Problem: Traceback when creating simple auth user


I receive a traceback when I create a simple auth user

root@dc0:~ # udm users/ldap create --position cn=users,$(ucr get ldap/base) --set username="authacc" --set password="abcdefg12345"
Traceback (most recent call last):
  File "/usr/share/univention-directory-manager-tools/univention-cli-server", line 219, in doit
    output = univention.admincli.admin.doit(arglist)
  File "/usr/lib/python2.7/dist-packages/univention/admincli/", line 409, in doit
    out = _doit(arglist)
  File "/usr/lib/python2.7/dist-packages/univention/admincli/", line 755, in _doit
    dn = object.create()
  File "/usr/lib/python2.7/dist-packages/univention/admin/handlers/", line 557, in create
    dn = self._create(response=response, serverctrls=serverctrls)
  File "/usr/lib/python2.7/dist-packages/univention/admin/handlers/", line 1241, in _create
  File "/usr/lib/python2.7/dist-packages/univention/admin/handlers/users/", line 223, in _ldap_modlist
  File "/usr/lib/python2.7/dist-packages/univention/admin/handlers/users/", line 302, in _check_password_complexity
    pwdCheck.check(self['password'], username=self['username'], displayname=self['displayName'])
  File "/usr/lib/python2.7/dist-packages/univention/admin/handlers/", line 478, in __getitem__
    elif key not in self.__no_default and self.descriptions[key].editable:
KeyError: 'displayName'


Password-Policy and Password quality check is enabled
Bug 52446 not fixed

Solution (is probably more of a workaround)

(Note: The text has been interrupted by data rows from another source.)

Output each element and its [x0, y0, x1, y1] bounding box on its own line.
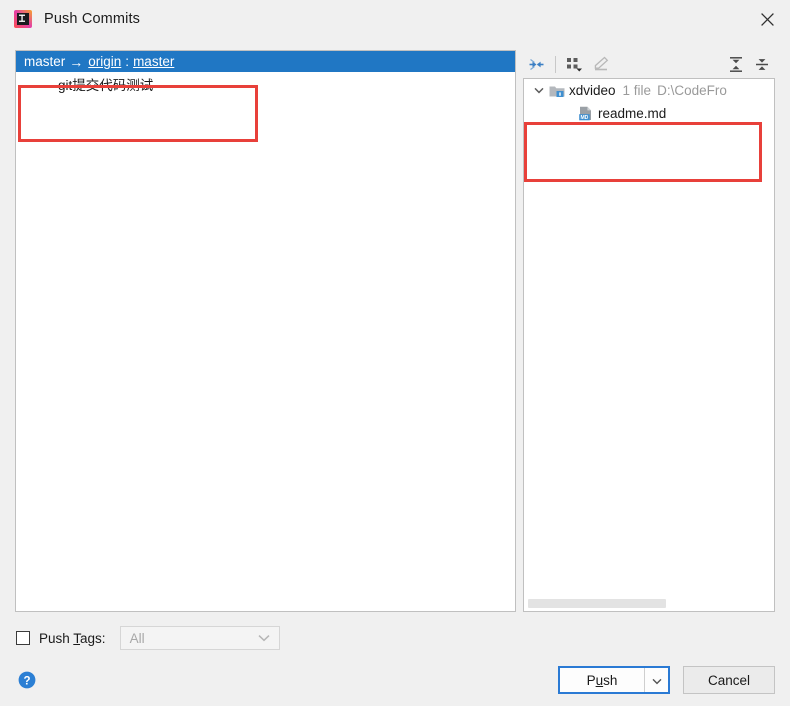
scrollbar-thumb[interactable] — [528, 599, 666, 608]
chevron-down-icon[interactable] — [531, 87, 547, 94]
branch-separator: : — [125, 54, 130, 69]
remote-branch-link[interactable]: master — [133, 54, 174, 69]
cancel-button[interactable]: Cancel — [683, 666, 775, 694]
expand-all-icon[interactable] — [723, 52, 749, 76]
tree-node-module[interactable]: xdvideo 1 file D:\CodeFro — [524, 79, 774, 102]
module-file-count: 1 file — [622, 83, 652, 98]
push-split-button[interactable]: Pu sh — [558, 666, 670, 694]
push-dropdown-toggle[interactable] — [644, 668, 668, 692]
window-titlebar: Push Commits — [0, 0, 790, 38]
dialog-content: master → origin : master git提交代码测试 xdvid… — [0, 38, 790, 706]
file-tree[interactable]: xdvideo 1 file D:\CodeFro MD readme.md — [523, 78, 775, 612]
help-circle-icon[interactable]: ? — [18, 671, 36, 689]
cancel-button-label: Cancel — [707, 672, 751, 688]
changed-files-panel: xdvideo 1 file D:\CodeFro MD readme.md — [523, 50, 775, 612]
svg-text:MD: MD — [580, 115, 588, 121]
tree-node-file[interactable]: MD readme.md — [524, 102, 774, 125]
files-horizontal-scrollbar[interactable] — [525, 597, 774, 610]
file-name: readme.md — [598, 106, 667, 121]
push-tags-label: Push Tags: — [39, 630, 106, 646]
commits-list-panel[interactable]: master → origin : master git提交代码测试 — [15, 50, 516, 612]
markdown-file-icon: MD — [578, 106, 593, 121]
remote-link[interactable]: origin — [88, 54, 121, 69]
dialog-buttons: Pu sh Cancel — [558, 666, 775, 694]
collapse-selection-icon[interactable] — [523, 52, 549, 76]
push-tags-dropdown[interactable]: All — [119, 626, 280, 650]
window-title: Push Commits — [44, 11, 141, 27]
toolbar-separator — [555, 55, 556, 73]
panel-splitter[interactable] — [516, 50, 523, 612]
commit-message: git提交代码测试 — [58, 78, 154, 93]
push-tags-checkbox[interactable] — [16, 631, 30, 645]
files-toolbar — [523, 50, 775, 78]
branch-header-row[interactable]: master → origin : master — [16, 51, 515, 72]
close-icon[interactable] — [744, 0, 790, 38]
chevron-down-icon — [652, 673, 662, 688]
chevron-down-icon — [258, 634, 270, 642]
edit-icon — [588, 52, 614, 76]
local-branch-label: master — [24, 54, 66, 69]
module-name: xdvideo — [569, 83, 616, 98]
module-folder-icon — [549, 84, 565, 98]
commit-list-item[interactable]: git提交代码测试 — [16, 72, 515, 96]
group-by-icon[interactable] — [562, 52, 588, 76]
collapse-all-icon[interactable] — [749, 52, 775, 76]
module-path: D:\CodeFro — [657, 83, 727, 98]
arrow-icon: → — [69, 53, 84, 70]
intellij-idea-icon — [14, 10, 32, 28]
push-button[interactable]: Pu sh — [560, 668, 644, 692]
push-tags-row: Push Tags: All — [16, 626, 280, 650]
push-tags-dropdown-value: All — [129, 630, 145, 646]
svg-text:?: ? — [23, 675, 30, 687]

As a workaround disable the complexity check in LDAP.
UMC -> domain -> LDAP directory -> policies -> users -> pwhistory -> uncheck the box at the bottom.
Wait a short time and then try to create the user again. After successful creation of the simple auth user you can enable the complexity again.

Root Cause

If the Password quality check is enabled, it will be checked if the display name is included in the password. A Simple Auth user has no display name, which leads to this traceback.
We need to adjust the check accordingly. This is traced in the above bug.